My name is Robert I was at the course this past weekend.
I have been involved in self defense for many years, I have trained in many disciplines since I was a kid, about 10 years ago I became involved with RBSD, I have trained in Senshido, Blauer Tactical, Attackproof and many other’s.
So now that you know my experience you can appreciate my comments. This was my first live fire pistol course and I thought it was perfect, it was exactly the introduction a person should have into using a handgun. Your analysis of pre-contact psychology, while brief was right on, I can see you have plenty of experience in adrenaline stress conditioning and response and have done plenty of research on the realities of violence.
I am often very critical of people who claim to be experts in self protection especially when they neglect to address the myriad of things that occurs prior to a confrontation (Preparation, Avoidance, Awareness, Escape, De-escalation).
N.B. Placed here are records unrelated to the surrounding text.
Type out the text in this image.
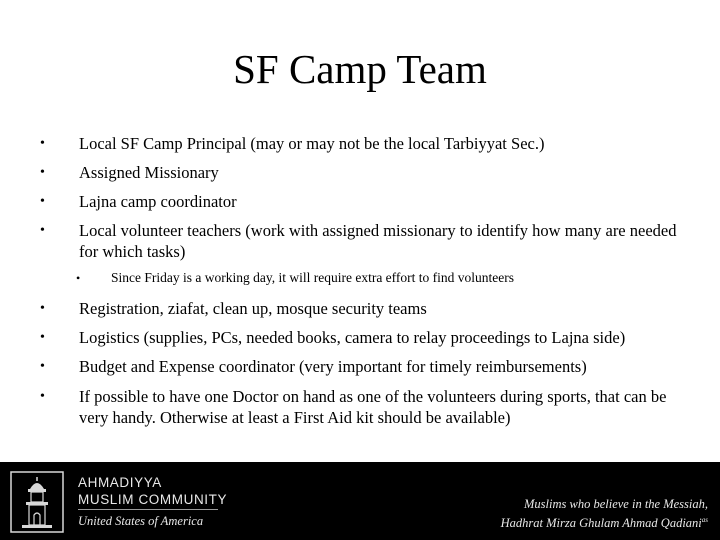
SF Camp Team
• Local SF Camp Principal (may or may not be the local Tarbiyyat Sec.)
• Assigned Missionary
• Lajna camp coordinator
• Local volunteer teachers (work with assigned missionary to identify how many are needed for which tasks)
• Since Friday is a working day, it will require extra effort to find volunteers
• Registration, ziafat, clean up, mosque security teams
• Logistics (supplies, PCs, needed books, camera to relay proceedings to Lajna side)
• Budget and Expense coordinator (very important for timely reimbursements)
• If possible to have one Doctor on hand as one of the volunteers during sports, that can be very handy. Otherwise at least a First Aid kit should be available)
AHMADIYYA
MUSLIM COMMUNITY
United States of America
Muslims who believe in the Messiah,
Hadhrat Mirza Ghulam Ahmad Qadiani$^{as}$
Individuals who only focus on the physicality of violence and the Technic’s are missing out on the strategies and tactics that setup conflict resolutions before they even start.
The fact that you could summarize these things quickly and succinctly showed that you had a high level of understanding in this area. I did catch a few references to NLP/NAC which I thought was pretty cool too, I’m a big fan of communication, I think listening and understand what others are saying is a lost art.
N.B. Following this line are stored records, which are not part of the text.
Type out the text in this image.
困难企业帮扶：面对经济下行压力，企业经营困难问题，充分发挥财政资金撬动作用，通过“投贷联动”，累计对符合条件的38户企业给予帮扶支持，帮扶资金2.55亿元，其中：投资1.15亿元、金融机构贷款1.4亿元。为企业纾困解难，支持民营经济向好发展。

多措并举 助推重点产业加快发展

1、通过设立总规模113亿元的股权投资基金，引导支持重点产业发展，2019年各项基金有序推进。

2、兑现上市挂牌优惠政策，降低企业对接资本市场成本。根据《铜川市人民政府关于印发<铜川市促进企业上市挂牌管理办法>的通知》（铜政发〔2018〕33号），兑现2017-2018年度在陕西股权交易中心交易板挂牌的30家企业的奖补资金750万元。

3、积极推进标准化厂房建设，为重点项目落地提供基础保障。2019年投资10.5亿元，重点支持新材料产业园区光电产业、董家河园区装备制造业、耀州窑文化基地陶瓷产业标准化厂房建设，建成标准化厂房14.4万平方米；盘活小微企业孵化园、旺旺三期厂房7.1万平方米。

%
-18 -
One thing I found especially important was when you briefly discussed associating with the attacker and speaking their language, creating a rapport with them. Most RBSD training looks down on demonstrative behavior during the de-escalation stage (except Geoff Thompson), which may work in many places but I think in New York it’s a little different, I feel like you can always backpedal from being assertive by apologizing but responding to confrontation from timidly sets the tone for the engagement, it creates the predator/prey paradigm where you are on the prey end of things.
Honestly I could go on and on about RBSD but I’m sure I’ve already killed a lot of your time. I could easily point out 100’s of things I enjoyed about your training. However I will finalize with this, in terms of shooting skill, when I first shot the SDR HI, I hit 2 center mass effectively and 2 left of the eye box (temple and check area). After going over sighting, grip and trigger control and the training you provided I witnessed immediate improvement’s. During the draw stroke live fire exercise I was shooting 45 cal bullets through their own holes in the center of the eye box, even the guy Rob and Jeff to my right were complimenting me on how nice the hole was in the paper. A big difference from the first set of exercises where there were many magic marker circles on my paper. So I can point to a direct result of your training and for that I thank you and I’m glad you came down to LI for the day.
Similarly your staff was great, Rob was very helpful and knowledgeable as well, I would also like to mention Tom, he was amazing, he displayed a tough exterior but I noticed him constantly showing high levels of generosity, he offered anything he had from advise to drinks to help out a group of strangers (well half were strangers).
Overall I really associated with your training, it falls in line with a lot of the research I have done myself and I found it to be very accurate. Well I feel like I’ve blown a lot of smoke up your ass, but the truth is most people haven’t done the research and don’t truly understand violence and at a glance I can tell that you have put in the time and I appreciate that.